Hatred and fear. Nothing better describes both online and brick and motar retailers' opinion of Amazon.com than those two words. As the company's commerce continues to expand beyond books and entertainment to encapsulate, well, pretty much everything, chain stores and mom and pop shops are getting nervous. And when Amazon gets aggressive, they get mad.
In late 2011, Amazon released an augmented reality app that encouraged shoppers to compare products on store shelves to an online listing, where it was probably cheaper. Bookstores got mad when Amazon offered its Price Check app users a $5 discount for using the app in a brick-and-mortar store and then buying something online. Target has petitioned vendors for exclusive goods to prevent its stores from becoming pricey air conditioned showrooms for a new generation of window shoppers.
Amazon avoids the retail taxes physical stores are forced to charge customers by keeping warehouses out of high profile states. Without a physical presence in most states, taxes aren't required on online purchases, so Amazon can sell products for less across the board. That's changing, now: Amazon has stopped fighting against state-driven legislation requiring online retailers to charge taxes, and will soon start taxing shoppers in major states like California and Texas. Retailers, with a sigh of relief, probably view that as a win.
Slate doesn't see it that way. In fact, they predict Amazon is shifting business models to embrace those tax laws. Their new focus: build warehouses everywhere, making extremely fast shipping the major selling point of its online shopping experience. Slate's prediction sounds dead on, as Amazon has already found great success with its Prime two-day shipping and subscription options for consumables like energy bars or toilet paper.
Slate describes a believable shift to a model where next day shipping is the norm and same-day shipping is a convenient upgrade. That kind of convenience, delivered right to your doorstep, sounds far more damaging to the traditional retail business than any price matching app ever could be.
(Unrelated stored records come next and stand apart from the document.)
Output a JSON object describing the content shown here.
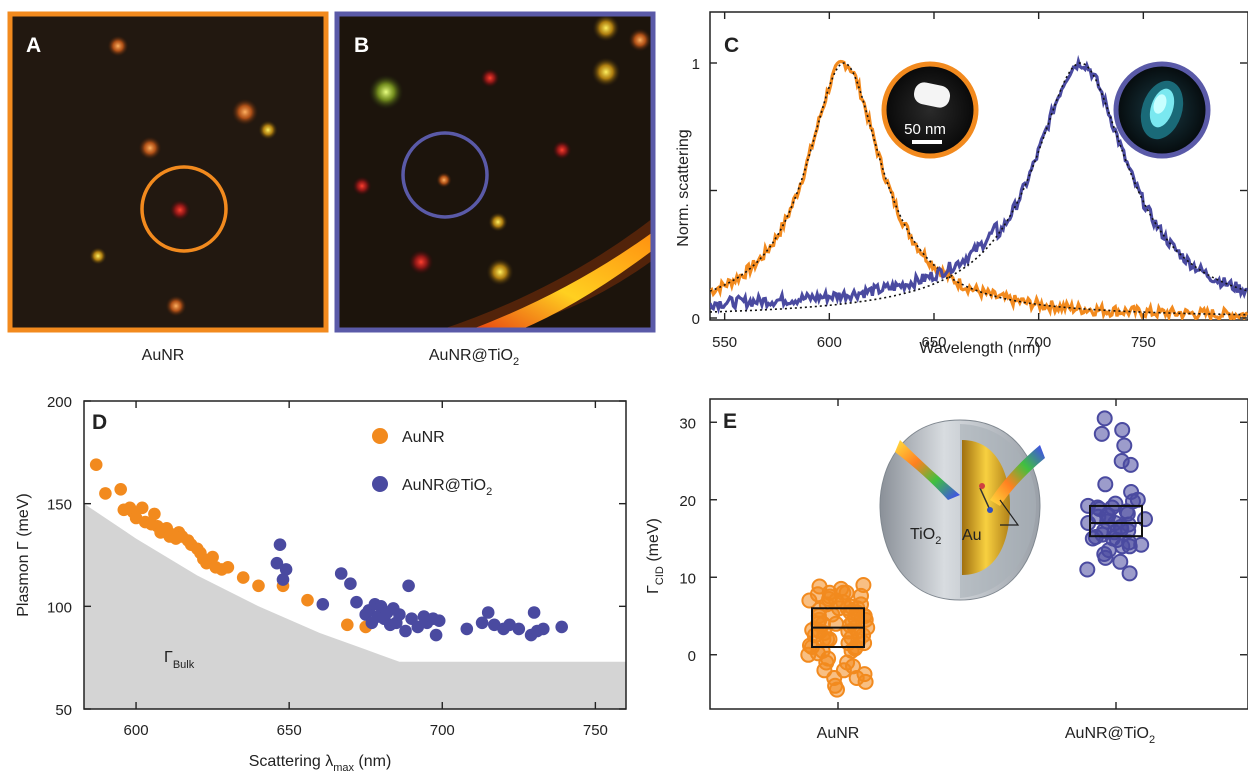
{
  "colors": {
    "orange": "#f28a1e",
    "purple": "#4a4aa0",
    "shade": "#d4d4d4",
    "frame_orange": "#f28a1e",
    "frame_purple": "#5a5aa8"
  },
  "panelA": {
    "letter": "A",
    "caption": "AuNR"
  },
  "panelB": {
    "letter": "B",
    "caption_main": "AuNR@TiO",
    "caption_sub": "2"
  },
  "panelC": {
    "letter": "C",
    "scale_label": "50 nm",
    "ylabel": "Norm. scattering",
    "xlabel": "Wavelength (nm)",
    "yticks": [
      "0",
      "1"
    ],
    "xticks": [
      "550",
      "600",
      "650",
      "700",
      "750"
    ]
  },
  "panelD": {
    "letter": "D",
    "ylabel": "Plasmon Γ (meV)",
    "xlabel_main": "Scattering λ",
    "xlabel_sub": "max",
    "xlabel_tail": " (nm)",
    "bulk_main": "Γ",
    "bulk_sub": "Bulk",
    "legend": {
      "aunr": "AuNR",
      "tio2_main": "AuNR@TiO",
      "tio2_sub": "2"
    },
    "yticks": [
      "50",
      "100",
      "150",
      "200"
    ],
    "xticks": [
      "600",
      "650",
      "700",
      "750"
    ]
  },
  "panelE": {
    "letter": "E",
    "ylabel_main": "Γ",
    "ylabel_sub": "CID",
    "ylabel_tail": " (meV)",
    "yticks": [
      "0",
      "10",
      "20",
      "30"
    ],
    "xcat1": "AuNR",
    "xcat2_main": "AuNR@TiO",
    "xcat2_sub": "2",
    "inset_tio2_main": "TiO",
    "inset_tio2_sub": "2",
    "inset_au": "Au"
  },
  "chart_data": [
    {
      "type": "line",
      "panel": "C",
      "xlabel": "Wavelength (nm)",
      "ylabel": "Norm. scattering",
      "xlim": [
        543,
        800
      ],
      "ylim": [
        0,
        1.1
      ],
      "series": [
        {
          "name": "AuNR",
          "type": "lorentzian",
          "center": 607,
          "fwhm": 44,
          "baseline": 0.0
        },
        {
          "name": "AuNR@TiO2",
          "type": "lorentzian",
          "center": 720,
          "fwhm": 55,
          "baseline": 0.0
        }
      ]
    },
    {
      "type": "scatter",
      "panel": "D",
      "xlabel": "Scattering λmax (nm)",
      "ylabel": "Plasmon Γ (meV)",
      "xlim": [
        583,
        760
      ],
      "ylim": [
        50,
        200
      ],
      "series": [
        {
          "name": "AuNR",
          "points": [
            [
              587,
              169
            ],
            [
              590,
              155
            ],
            [
              595,
              157
            ],
            [
              596,
              147
            ],
            [
              598,
              148
            ],
            [
              599,
              146
            ],
            [
              600,
              143
            ],
            [
              602,
              148
            ],
            [
              603,
              141
            ],
            [
              605,
              140
            ],
            [
              606,
              145
            ],
            [
              607,
              139
            ],
            [
              608,
              136
            ],
            [
              610,
              138
            ],
            [
              611,
              134
            ],
            [
              612,
              135
            ],
            [
              613,
              133
            ],
            [
              614,
              136
            ],
            [
              615,
              134
            ],
            [
              617,
              132
            ],
            [
              618,
              130
            ],
            [
              620,
              128
            ],
            [
              621,
              126
            ],
            [
              622,
              123
            ],
            [
              623,
              121
            ],
            [
              625,
              124
            ],
            [
              626,
              119
            ],
            [
              628,
              118
            ],
            [
              630,
              119
            ],
            [
              635,
              114
            ],
            [
              640,
              110
            ],
            [
              648,
              110
            ],
            [
              656,
              103
            ],
            [
              669,
              91
            ],
            [
              675,
              90
            ]
          ]
        },
        {
          "name": "AuNR@TiO2",
          "points": [
            [
              647,
              130
            ],
            [
              646,
              121
            ],
            [
              649,
              118
            ],
            [
              648,
              113
            ],
            [
              661,
              101
            ],
            [
              667,
              116
            ],
            [
              670,
              111
            ],
            [
              672,
              102
            ],
            [
              675,
              96
            ],
            [
              676,
              98
            ],
            [
              677,
              92
            ],
            [
              678,
              101
            ],
            [
              679,
              95
            ],
            [
              680,
              100
            ],
            [
              681,
              94
            ],
            [
              682,
              97
            ],
            [
              683,
              91
            ],
            [
              684,
              99
            ],
            [
              685,
              92
            ],
            [
              686,
              96
            ],
            [
              688,
              88
            ],
            [
              689,
              110
            ],
            [
              690,
              94
            ],
            [
              692,
              90
            ],
            [
              694,
              95
            ],
            [
              695,
              92
            ],
            [
              697,
              94
            ],
            [
              698,
              86
            ],
            [
              699,
              93
            ],
            [
              708,
              89
            ],
            [
              713,
              92
            ],
            [
              715,
              97
            ],
            [
              717,
              91
            ],
            [
              720,
              89
            ],
            [
              722,
              91
            ],
            [
              725,
              89
            ],
            [
              729,
              86
            ],
            [
              730,
              97
            ],
            [
              731,
              88
            ],
            [
              733,
              89
            ],
            [
              739,
              90
            ]
          ]
        }
      ],
      "bulk_curve": [
        [
          583,
          150
        ],
        [
          600,
          133
        ],
        [
          620,
          115
        ],
        [
          640,
          100
        ],
        [
          660,
          87
        ],
        [
          675,
          79
        ],
        [
          686,
          73
        ],
        [
          760,
          73
        ]
      ]
    },
    {
      "type": "box-scatter",
      "panel": "E",
      "ylabel": "ΓCID (meV)",
      "ylim": [
        -7,
        33
      ],
      "categories": [
        "AuNR",
        "AuNR@TiO2"
      ],
      "boxes": [
        {
          "name": "AuNR",
          "q1": 1.0,
          "median": 3.5,
          "q3": 6.0
        },
        {
          "name": "AuNR@TiO2",
          "q1": 15.3,
          "median": 17.0,
          "q3": 19.2
        }
      ],
      "series": [
        {
          "name": "AuNR",
          "values": [
            9,
            8.5,
            8,
            8,
            7.8,
            7.5,
            7.2,
            7,
            6.8,
            6.5,
            6.5,
            6.2,
            6,
            6,
            5.8,
            5.5,
            5.5,
            5.2,
            5,
            5,
            4.8,
            4.5,
            4.5,
            4.2,
            4,
            4,
            3.8,
            3.5,
            3.5,
            3.2,
            3,
            3,
            2.8,
            2.5,
            2.5,
            2.2,
            2,
            2,
            1.8,
            1.5,
            1.5,
            1.2,
            1,
            0.8,
            0.5,
            0.2,
            0,
            -0.5,
            -1,
            -1.5,
            -2,
            -2.5,
            -3,
            -3.5,
            -4,
            -4.5,
            -3,
            -2,
            -1,
            0.5,
            1,
            2,
            3,
            4,
            5,
            6,
            7,
            8,
            8.8,
            7.6
          ]
        },
        {
          "name": "AuNR@TiO2",
          "values": [
            30.5,
            29,
            28.5,
            27,
            25,
            24.5,
            22,
            21,
            20,
            19.8,
            19.5,
            19.2,
            19,
            18.8,
            18.5,
            18.2,
            18,
            17.8,
            17.5,
            17.2,
            17,
            16.8,
            16.5,
            16.2,
            16,
            15.8,
            15.5,
            15.2,
            15,
            14.8,
            14.5,
            14.2,
            14,
            13.5,
            13,
            12.5,
            12,
            11,
            10.5,
            16,
            17,
            18,
            19,
            15,
            14
          ]
        }
      ]
    }
  ]
}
With Amazon warehouses popping up all over the United States in the next few years, everyone who takes for granted the convenience of online shopping should read "I Was a Warehouse Wage Slave," an article published on Mother Jones this April. It's an eye-opening look at the immense volume of human labor that produces online retail's lower prices and fast shipping. The bigger Amazon gets, the more people we'll see in those sorts of back-breaking jobs.